Newly released video shows first pair of angler fish seen alive by scientists

Kristen and Joachim Jakobsen – a husband and wife team of deep sea explorers – have captured on video a mating pair of angler fish at 800 m in a specialized submersible craft. They spotted the creatures by chance whilst returning from a five-hour long dive, and carefully followed them in the sub, filming through the craft’s 1.4 m window. This was no mean feat, considering their small size (the larger female is only 16 cm in length) and the pitch darkness of the water at that depth.
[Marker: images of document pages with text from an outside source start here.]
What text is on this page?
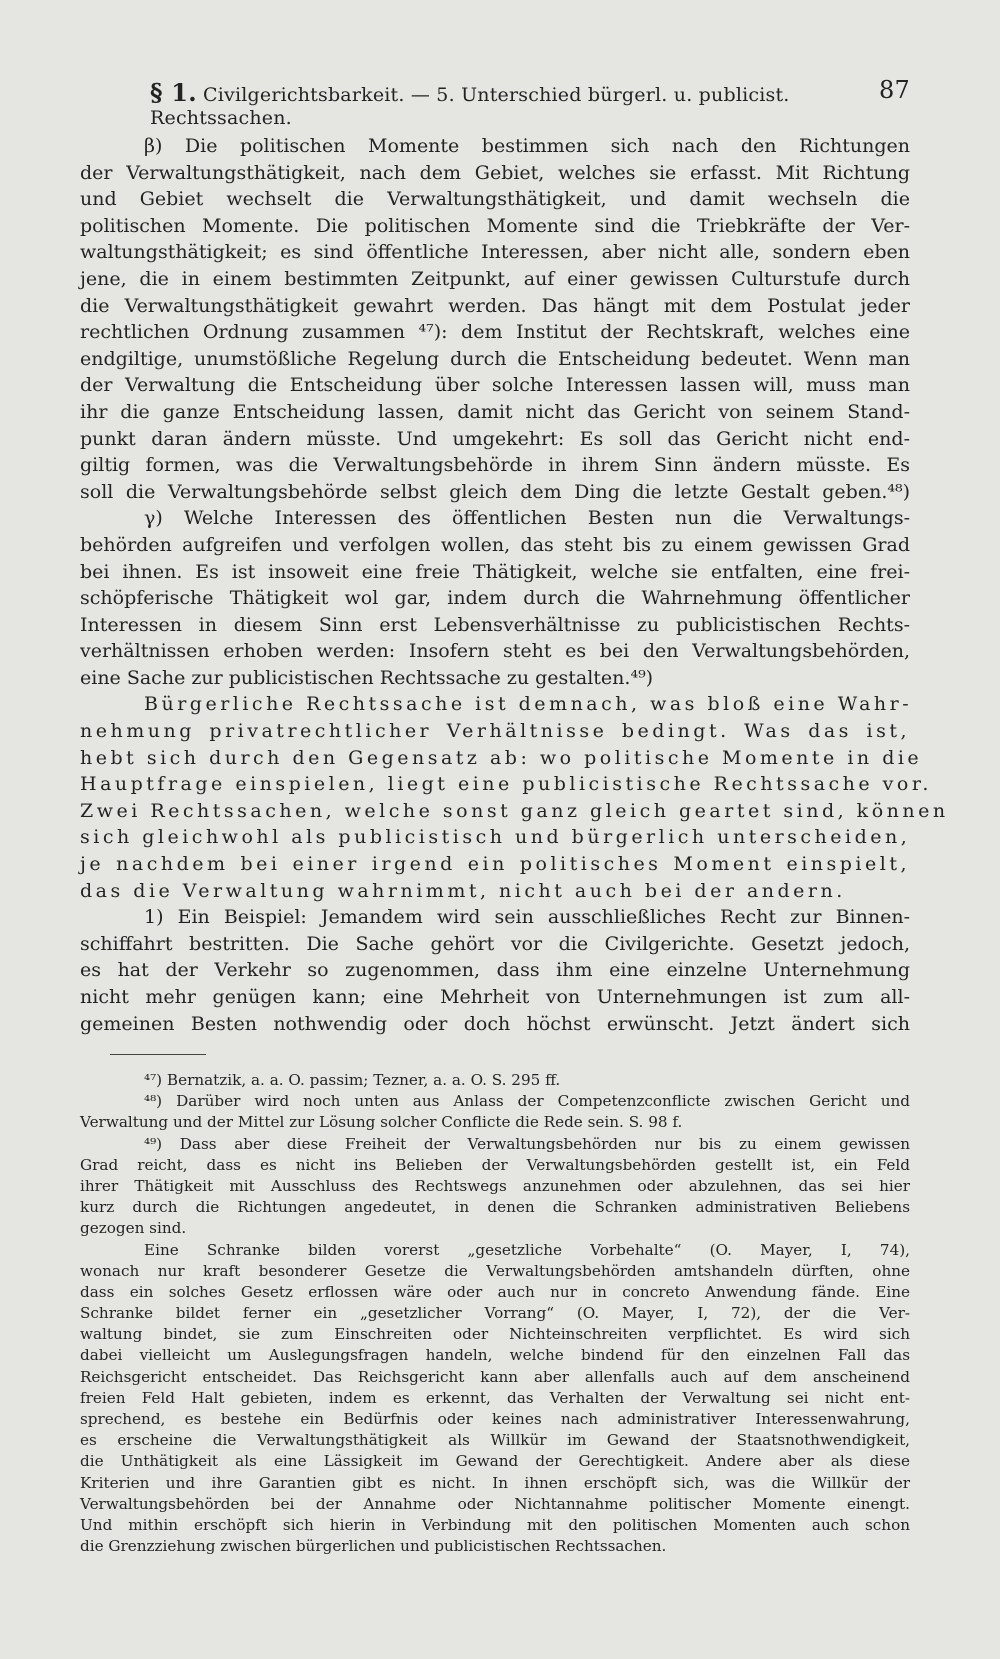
§ 1. Civilgerichtsbarkeit. — 5. Unterschied bürgerl. u. publicist. Rechtssachen.
87
β) Die politischen Momente bestimmen sich nach den Richtungen
der Verwaltungsthätigkeit, nach dem Gebiet, welches sie erfasst. Mit Richtung
und Gebiet wechselt die Verwaltungsthätigkeit, und damit wechseln die
politischen Momente. Die politischen Momente sind die Triebkräfte der Ver-
waltungsthätigkeit; es sind öffentliche Interessen, aber nicht alle, sondern eben
jene, die in einem bestimmten Zeitpunkt, auf einer gewissen Culturstufe durch
die Verwaltungsthätigkeit gewahrt werden. Das hängt mit dem Postulat jeder
rechtlichen Ordnung zusammen ⁴⁷): dem Institut der Rechtskraft, welches eine
endgiltige, unumstößliche Regelung durch die Entscheidung bedeutet. Wenn man
der Verwaltung die Entscheidung über solche Interessen lassen will, muss man
ihr die ganze Entscheidung lassen, damit nicht das Gericht von seinem Stand-
punkt daran ändern müsste. Und umgekehrt: Es soll das Gericht nicht end-
giltig formen, was die Verwaltungsbehörde in ihrem Sinn ändern müsste. Es
soll die Verwaltungsbehörde selbst gleich dem Ding die letzte Gestalt geben.⁴⁸)
γ) Welche Interessen des öffentlichen Besten nun die Verwaltungs-
behörden aufgreifen und verfolgen wollen, das steht bis zu einem gewissen Grad
bei ihnen. Es ist insoweit eine freie Thätigkeit, welche sie entfalten, eine frei-
schöpferische Thätigkeit wol gar, indem durch die Wahrnehmung öffentlicher
Interessen in diesem Sinn erst Lebensverhältnisse zu publicistischen Rechts-
verhältnissen erhoben werden: Insofern steht es bei den Verwaltungsbehörden,
eine Sache zur publicistischen Rechtssache zu gestalten.⁴⁹)
Bürgerliche Rechtssache ist demnach, was bloß eine Wahr-
nehmung privatrechtlicher Verhältnisse bedingt. Was das ist,
hebt sich durch den Gegensatz ab: wo politische Momente in die
Hauptfrage einspielen, liegt eine publicistische Rechtssache vor.
Zwei Rechtssachen, welche sonst ganz gleich geartet sind, können
sich gleichwohl als publicistisch und bürgerlich unterscheiden,
je nachdem bei einer irgend ein politisches Moment einspielt,
das die Verwaltung wahrnimmt, nicht auch bei der andern.
1) Ein Beispiel: Jemandem wird sein ausschließliches Recht zur Binnen-
schiffahrt bestritten. Die Sache gehört vor die Civilgerichte. Gesetzt jedoch,
es hat der Verkehr so zugenommen, dass ihm eine einzelne Unternehmung
nicht mehr genügen kann; eine Mehrheit von Unternehmungen ist zum all-
gemeinen Besten nothwendig oder doch höchst erwünscht. Jetzt ändert sich
⁴⁷) Bernatzik, a. a. O. passim; Tezner, a. a. O. S. 295 ff.
⁴⁸) Darüber wird noch unten aus Anlass der Competenzconflicte zwischen Gericht und
Verwaltung und der Mittel zur Lösung solcher Conflicte die Rede sein. S. 98 f.
⁴⁹) Dass aber diese Freiheit der Verwaltungsbehörden nur bis zu einem gewissen
Grad reicht, dass es nicht ins Belieben der Verwaltungsbehörden gestellt ist, ein Feld
ihrer Thätigkeit mit Ausschluss des Rechtswegs anzunehmen oder abzulehnen, das sei hier
kurz durch die Richtungen angedeutet, in denen die Schranken administrativen Beliebens
gezogen sind.
Eine Schranke bilden vorerst „gesetzliche Vorbehalte“ (O. Mayer, I, 74),
wonach nur kraft besonderer Gesetze die Verwaltungsbehörden amtshandeln dürften, ohne
dass ein solches Gesetz erflossen wäre oder auch nur in concreto Anwendung fände. Eine
Schranke bildet ferner ein „gesetzlicher Vorrang“ (O. Mayer, I, 72), der die Ver-
waltung bindet, sie zum Einschreiten oder Nichteinschreiten verpflichtet. Es wird sich
dabei vielleicht um Auslegungsfragen handeln, welche bindend für den einzelnen Fall das
Reichsgericht entscheidet. Das Reichsgericht kann aber allenfalls auch auf dem anscheinend
freien Feld Halt gebieten, indem es erkennt, das Verhalten der Verwaltung sei nicht ent-
sprechend, es bestehe ein Bedürfnis oder keines nach administrativer Interessenwahrung,
es erscheine die Verwaltungsthätigkeit als Willkür im Gewand der Staatsnothwendigkeit,
die Unthätigkeit als eine Lässigkeit im Gewand der Gerechtigkeit. Andere aber als diese
Kriterien und ihre Garantien gibt es nicht. In ihnen erschöpft sich, was die Willkür der
Verwaltungsbehörden bei der Annahme oder Nichtannahme politischer Momente einengt.
Und mithin erschöpft sich hierin in Verbindung mit den politischen Momenten auch schon
die Grenzziehung zwischen bürgerlichen und publicistischen Rechtssachen.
The footage is important because up to now scientists interested in angler fish have been largely forced to depend on dead specimens in museums or nets for study. However, this video of a living pair has amazed them by revealing aspects of the fish which can’t be observed in dead animals. For example, the female is shown to suspend herself in a three-dimensional mesh of filaments which, like a cat’s whiskers, allow her to sense her prey; even in complete darkness. These filaments, along with the rays on her fins, also appear to glow like the famous lure on her head, suggesting that they may also be bio luminescent. Finally, the footage also shows the male angler fish, who attaches to his mate by burrowing into her skin and feeding on her blood. This is a permanent, parasitic arrangement which has been known about for some years, but what surprised biologists was the “flexibility” that the male exhibits. He seems able to move in any direction he chooses, despite solidly anchored to his partner. “I would never have guessed that from a [Museum] specimen” says Bruce Robinson, a deep-sea ecologist at the Monterey Bay Aquarium Research Institute, California.